Party hope on justice ministry post
Wednesday, 10 February 2010
Alliance Party leader David Ford indicated that if further assurances were forthcoming, he would be in a position to recommend to colleagues - at a special party executive meeting - that one of their members should apply.
"If the progress that has been made in the last 48 hours continues it looks like we could have something positive and constructive to move on," he said.
The Alliance Party has so far declined to apply for the ministry, insisting that the ruling Democratic Unionist/Sinn Fein administration had not set out a comprehensive policy programme for the new department or done enough to tackle divisions in wider society.
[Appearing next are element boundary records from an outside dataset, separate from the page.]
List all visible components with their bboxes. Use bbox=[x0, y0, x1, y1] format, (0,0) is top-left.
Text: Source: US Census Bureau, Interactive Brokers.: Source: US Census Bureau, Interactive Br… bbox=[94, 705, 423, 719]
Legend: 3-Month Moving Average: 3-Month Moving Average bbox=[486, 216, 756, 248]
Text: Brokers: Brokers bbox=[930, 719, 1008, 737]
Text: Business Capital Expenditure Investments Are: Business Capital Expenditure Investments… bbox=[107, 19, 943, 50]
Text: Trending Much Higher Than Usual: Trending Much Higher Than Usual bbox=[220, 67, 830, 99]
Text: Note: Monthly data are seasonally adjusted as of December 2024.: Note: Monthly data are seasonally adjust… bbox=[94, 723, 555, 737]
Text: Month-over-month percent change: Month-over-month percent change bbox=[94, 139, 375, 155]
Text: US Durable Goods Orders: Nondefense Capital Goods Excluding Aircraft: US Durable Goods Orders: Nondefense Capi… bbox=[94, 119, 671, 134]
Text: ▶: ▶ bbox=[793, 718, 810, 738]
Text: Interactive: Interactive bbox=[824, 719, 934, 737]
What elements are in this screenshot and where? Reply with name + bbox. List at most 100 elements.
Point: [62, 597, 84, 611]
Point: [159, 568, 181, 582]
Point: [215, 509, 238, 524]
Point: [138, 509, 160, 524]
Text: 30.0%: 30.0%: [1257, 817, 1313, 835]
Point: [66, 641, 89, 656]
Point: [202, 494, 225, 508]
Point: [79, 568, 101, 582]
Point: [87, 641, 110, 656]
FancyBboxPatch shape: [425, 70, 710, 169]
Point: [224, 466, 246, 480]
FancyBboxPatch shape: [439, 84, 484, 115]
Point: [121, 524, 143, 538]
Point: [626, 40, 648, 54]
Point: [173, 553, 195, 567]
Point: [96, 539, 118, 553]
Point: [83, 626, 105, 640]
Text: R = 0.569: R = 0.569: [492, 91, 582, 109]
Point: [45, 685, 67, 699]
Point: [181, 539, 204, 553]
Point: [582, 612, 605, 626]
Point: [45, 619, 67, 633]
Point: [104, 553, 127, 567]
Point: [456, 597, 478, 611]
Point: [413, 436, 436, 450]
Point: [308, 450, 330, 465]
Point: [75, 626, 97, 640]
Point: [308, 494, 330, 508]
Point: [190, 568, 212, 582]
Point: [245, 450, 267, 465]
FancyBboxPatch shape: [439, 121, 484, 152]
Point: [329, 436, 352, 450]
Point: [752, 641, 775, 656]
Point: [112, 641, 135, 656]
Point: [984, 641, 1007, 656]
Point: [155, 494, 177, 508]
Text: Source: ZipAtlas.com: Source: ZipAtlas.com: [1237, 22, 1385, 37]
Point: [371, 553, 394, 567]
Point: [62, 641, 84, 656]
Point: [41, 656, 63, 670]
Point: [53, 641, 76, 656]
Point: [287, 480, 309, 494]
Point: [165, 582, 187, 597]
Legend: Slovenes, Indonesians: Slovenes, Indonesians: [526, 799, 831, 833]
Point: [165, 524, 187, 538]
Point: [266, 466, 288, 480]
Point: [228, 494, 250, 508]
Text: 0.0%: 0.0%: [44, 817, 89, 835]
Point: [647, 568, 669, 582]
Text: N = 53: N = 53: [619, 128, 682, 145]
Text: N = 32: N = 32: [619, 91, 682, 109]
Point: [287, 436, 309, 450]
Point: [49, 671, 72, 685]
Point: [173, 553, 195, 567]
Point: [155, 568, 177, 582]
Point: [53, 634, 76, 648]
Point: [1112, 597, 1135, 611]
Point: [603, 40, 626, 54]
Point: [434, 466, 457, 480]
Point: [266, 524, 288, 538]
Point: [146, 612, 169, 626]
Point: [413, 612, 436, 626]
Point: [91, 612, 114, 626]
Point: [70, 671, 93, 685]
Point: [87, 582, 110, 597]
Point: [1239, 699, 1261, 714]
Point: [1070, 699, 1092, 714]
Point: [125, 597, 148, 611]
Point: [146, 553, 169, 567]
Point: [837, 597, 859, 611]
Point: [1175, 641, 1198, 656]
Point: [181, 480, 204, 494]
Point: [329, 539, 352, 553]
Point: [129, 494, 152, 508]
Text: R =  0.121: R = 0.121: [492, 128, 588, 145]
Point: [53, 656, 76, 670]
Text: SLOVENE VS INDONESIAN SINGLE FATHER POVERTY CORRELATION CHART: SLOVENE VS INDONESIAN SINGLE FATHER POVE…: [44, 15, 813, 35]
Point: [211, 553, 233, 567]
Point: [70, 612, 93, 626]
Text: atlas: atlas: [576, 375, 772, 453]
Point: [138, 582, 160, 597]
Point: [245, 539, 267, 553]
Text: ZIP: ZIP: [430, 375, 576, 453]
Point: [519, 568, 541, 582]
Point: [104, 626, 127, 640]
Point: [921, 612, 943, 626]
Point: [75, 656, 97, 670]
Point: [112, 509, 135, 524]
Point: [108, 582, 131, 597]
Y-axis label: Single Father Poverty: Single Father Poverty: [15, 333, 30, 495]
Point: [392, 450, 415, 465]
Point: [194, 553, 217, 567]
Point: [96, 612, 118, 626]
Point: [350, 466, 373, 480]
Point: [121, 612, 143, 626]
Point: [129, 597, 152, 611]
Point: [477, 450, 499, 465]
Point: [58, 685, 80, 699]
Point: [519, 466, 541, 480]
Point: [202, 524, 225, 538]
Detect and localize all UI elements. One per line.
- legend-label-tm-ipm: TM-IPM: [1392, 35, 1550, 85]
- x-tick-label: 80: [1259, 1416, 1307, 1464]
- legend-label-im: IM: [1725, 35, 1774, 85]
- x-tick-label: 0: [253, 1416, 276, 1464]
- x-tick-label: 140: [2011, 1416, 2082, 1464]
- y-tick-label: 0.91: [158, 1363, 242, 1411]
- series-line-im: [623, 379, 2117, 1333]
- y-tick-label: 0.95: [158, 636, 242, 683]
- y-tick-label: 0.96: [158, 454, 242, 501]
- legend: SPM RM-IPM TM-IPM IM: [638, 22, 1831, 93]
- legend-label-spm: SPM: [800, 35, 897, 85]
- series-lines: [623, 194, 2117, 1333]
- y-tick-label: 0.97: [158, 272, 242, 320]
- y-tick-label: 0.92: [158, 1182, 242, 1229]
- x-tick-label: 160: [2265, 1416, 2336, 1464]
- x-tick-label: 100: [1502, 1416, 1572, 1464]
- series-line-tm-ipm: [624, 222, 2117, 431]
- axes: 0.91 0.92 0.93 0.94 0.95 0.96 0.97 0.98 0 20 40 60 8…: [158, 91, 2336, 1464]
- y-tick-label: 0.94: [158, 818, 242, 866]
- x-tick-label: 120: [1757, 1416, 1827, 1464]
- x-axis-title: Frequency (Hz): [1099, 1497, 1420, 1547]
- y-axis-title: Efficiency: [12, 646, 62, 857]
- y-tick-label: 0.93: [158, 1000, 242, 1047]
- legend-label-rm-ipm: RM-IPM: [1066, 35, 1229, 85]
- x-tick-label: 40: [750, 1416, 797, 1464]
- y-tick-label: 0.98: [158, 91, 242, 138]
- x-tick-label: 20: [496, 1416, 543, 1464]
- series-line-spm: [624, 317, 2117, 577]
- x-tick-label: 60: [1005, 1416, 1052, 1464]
With the region's two largest parties having agreed not to nominate from within their own ranks, Mr Ford is considered to be their preferred incumbent.
But only days after the landmark Hillsborough agreement on law and order devolution he threw a spanner in the works when he did not lodge an application at a meeting of all the main party leaders to consider who would be Northern Ireland's first justice minister in 38 years.
As well as having concerns about policy issues within the new department, Mr Ford and his party are also unhappy that DUP First Minister Peter Robinson and Sinn Fein Deputy First Minister Martin McGuinness have still not published a long delayed strategy to promote integration in the region.
After holding further talks with the leaders, Mr Ford struck a more positive note.
"There has been a fairly reasonable indication of progress on the shared future agenda and some of the policy matters facing the new justice department," he said.
"The trend is in the right direction but we are not there yet. There has been positive and constructive engagement and some signs of movement."